Josh K - Sun 01:31:01
Tachiai now has 500 likes on Facebook! Thanks everyone – share the site with your friends!
Josh K - Sun 01:29:59
Easier said than done but it seems fairly clear that if you want to make short work of Jonidan, having a great tachiai will get you out of fifth division purgatory. Young rikishi have a million distractions (stable chores, serving sekitori, etc), but if I’m a Jonidan rikishi hell bent to make it to the higher divisions, that’s the number one thing I’m practising right now.
Bruce H - Sun 01:22:56
Another member of the 200kg club, Kenho, picked up his kachi-koshi. He is a man of great substance.
Josh K - Sun 01:15:07
Good to see the ol’ bow twirler Satonofuji pick up a win – against one of the rare rikishi he’s quite a bit younger than! The combined age of the men on the dohyo is 89 as the 41 year old defeated the 48 (!!!!) year old Hanakaze in a match best described as lethargic. You know, there’s always time.
Josh K - Sun 01:13:10
My goodness is that Kenho a big lad or what?
Josh K - Sun 01:12:46
Well hello there, Bruce and sumo fans. Just time for a spot of live blogging from the ANA lounge at Fukuoka before I blast out of here.

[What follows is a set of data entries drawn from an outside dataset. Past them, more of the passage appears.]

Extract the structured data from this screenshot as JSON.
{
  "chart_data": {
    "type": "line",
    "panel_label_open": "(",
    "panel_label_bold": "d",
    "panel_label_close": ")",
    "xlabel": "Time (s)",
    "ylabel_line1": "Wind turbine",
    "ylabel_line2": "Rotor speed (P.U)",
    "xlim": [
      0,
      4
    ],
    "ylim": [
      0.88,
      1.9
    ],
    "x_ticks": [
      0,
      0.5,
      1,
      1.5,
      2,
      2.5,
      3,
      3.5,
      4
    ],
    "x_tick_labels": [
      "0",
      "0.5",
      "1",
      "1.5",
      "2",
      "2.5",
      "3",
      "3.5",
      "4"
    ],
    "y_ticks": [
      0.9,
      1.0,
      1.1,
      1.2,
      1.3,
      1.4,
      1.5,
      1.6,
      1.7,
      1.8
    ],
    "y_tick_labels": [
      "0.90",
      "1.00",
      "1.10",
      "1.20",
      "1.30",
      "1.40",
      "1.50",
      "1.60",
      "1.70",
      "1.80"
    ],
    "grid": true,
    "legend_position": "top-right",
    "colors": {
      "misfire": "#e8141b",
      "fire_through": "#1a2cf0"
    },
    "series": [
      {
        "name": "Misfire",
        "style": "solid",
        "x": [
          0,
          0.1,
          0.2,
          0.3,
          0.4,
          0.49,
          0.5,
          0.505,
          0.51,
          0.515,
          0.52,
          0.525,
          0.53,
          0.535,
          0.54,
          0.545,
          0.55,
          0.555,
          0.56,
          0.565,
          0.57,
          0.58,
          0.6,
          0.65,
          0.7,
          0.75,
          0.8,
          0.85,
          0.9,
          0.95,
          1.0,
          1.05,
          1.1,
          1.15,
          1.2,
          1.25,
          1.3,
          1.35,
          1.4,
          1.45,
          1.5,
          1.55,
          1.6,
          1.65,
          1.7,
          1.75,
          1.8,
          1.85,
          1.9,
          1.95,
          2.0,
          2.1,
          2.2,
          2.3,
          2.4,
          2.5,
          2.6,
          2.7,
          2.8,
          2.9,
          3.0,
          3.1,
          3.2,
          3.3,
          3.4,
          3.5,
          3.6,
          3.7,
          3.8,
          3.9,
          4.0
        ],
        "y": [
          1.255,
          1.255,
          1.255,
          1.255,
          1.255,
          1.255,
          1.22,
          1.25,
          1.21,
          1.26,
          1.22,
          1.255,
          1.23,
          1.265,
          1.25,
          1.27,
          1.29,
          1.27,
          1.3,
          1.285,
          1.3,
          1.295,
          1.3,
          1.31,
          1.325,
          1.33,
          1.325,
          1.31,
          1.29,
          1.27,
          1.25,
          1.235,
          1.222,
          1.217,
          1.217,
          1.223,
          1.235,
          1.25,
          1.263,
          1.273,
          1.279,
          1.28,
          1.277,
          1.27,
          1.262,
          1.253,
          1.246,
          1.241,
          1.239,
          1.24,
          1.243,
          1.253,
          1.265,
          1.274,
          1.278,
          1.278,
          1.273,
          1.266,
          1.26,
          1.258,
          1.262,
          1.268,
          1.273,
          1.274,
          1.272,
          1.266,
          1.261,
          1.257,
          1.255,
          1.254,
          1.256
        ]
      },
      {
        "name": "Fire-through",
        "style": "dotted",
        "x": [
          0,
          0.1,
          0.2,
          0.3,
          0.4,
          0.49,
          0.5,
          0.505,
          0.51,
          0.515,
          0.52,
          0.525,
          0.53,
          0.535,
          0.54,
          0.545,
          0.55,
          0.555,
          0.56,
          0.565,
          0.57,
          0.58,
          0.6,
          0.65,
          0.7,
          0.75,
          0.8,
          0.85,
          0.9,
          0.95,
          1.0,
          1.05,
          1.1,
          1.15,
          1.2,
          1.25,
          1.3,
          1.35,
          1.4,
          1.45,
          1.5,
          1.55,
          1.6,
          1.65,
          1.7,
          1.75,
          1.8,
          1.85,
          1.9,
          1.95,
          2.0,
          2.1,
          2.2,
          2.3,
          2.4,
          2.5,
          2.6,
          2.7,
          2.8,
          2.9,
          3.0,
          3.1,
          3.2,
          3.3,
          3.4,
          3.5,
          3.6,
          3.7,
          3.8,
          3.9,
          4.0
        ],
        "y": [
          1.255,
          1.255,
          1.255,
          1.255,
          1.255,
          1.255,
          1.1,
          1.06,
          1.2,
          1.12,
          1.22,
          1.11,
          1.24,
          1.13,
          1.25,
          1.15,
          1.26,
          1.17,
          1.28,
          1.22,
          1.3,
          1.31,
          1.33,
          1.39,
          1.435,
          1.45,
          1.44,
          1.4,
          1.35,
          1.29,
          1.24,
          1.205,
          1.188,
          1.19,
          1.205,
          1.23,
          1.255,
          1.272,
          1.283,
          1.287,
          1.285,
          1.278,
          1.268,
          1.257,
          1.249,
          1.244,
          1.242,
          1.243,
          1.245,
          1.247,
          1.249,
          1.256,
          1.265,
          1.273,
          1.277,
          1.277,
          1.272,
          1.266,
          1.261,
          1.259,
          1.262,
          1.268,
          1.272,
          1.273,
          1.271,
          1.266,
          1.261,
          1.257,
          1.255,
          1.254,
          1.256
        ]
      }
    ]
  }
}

There was an interesting match a few minutes ago between Watatani and Zendaisho. Zendaisho absolutely dominated the smaller man, and the gyoji initially ruled in his favour, but it had certainly appeared that he had stepped out first while trying to execute a yorikiri. The judges agreed and after a lengthy monoii, reversed the decision. The lesson there is no matter how much bigger, more dominant or technically skilled you are than your opponents, watching your footwork is every bit as important in the final reckoning as to whether you get a promotion or demotion at the end to the basho.
Bruce H - Sun 00:24:12
Up now on the dohyo is the truly enormous Higonoryu, who is one of a handful of rikishi who weigh in at or above 200 kg (440 lbs). They look massive on video, but they are truly impressive in person.
Bruce H - Sun 00:14:01
[Bruce] Day 8 has started in Kyushu. We expect NHK’s Grand Sumo Live to start in about 8 hours. At the moment the torikumi is at the bottom of Jonidan. Coming up in about 90 minutes is Wakaichro’s day 8 match.
Part of my decision to live blog day 8 came about by looking at all of the rikishi further down the banzuke who will be in action on nakabi.
Wakaichio – In dire need of a win, he comes into day 8 with a 1-2 record, and plenty of chances to still come out of Kyushu with a kachi-koshi. He faces Onomatsu heya’s Mitsumune, a relative newcomer to sumo who is only competing in his 6th basho. Both men are 1-2 looking to score their second win.
Ura – Looking very genki thus far, Ura faces Shikoroyama heya’s Aoi, who has been ranked as high as Makushita 49, but has had two straight make-koshi tournaments. Sadly for Aoi, day 8 he faces a man capable of bending space-time and distorting the very fabric of the universe.
Musashikuni – With only one win thus far, the lead rikishi of the Musashigawa stable faces off against Shikoroyama heya’s Fujita. In 2014, Fujita was injured and spent enough time recovering that he had to return via Maezumo, and work his way up from zero. He quickly fought his way back to Makushita, but a seems to still struggle with injuries.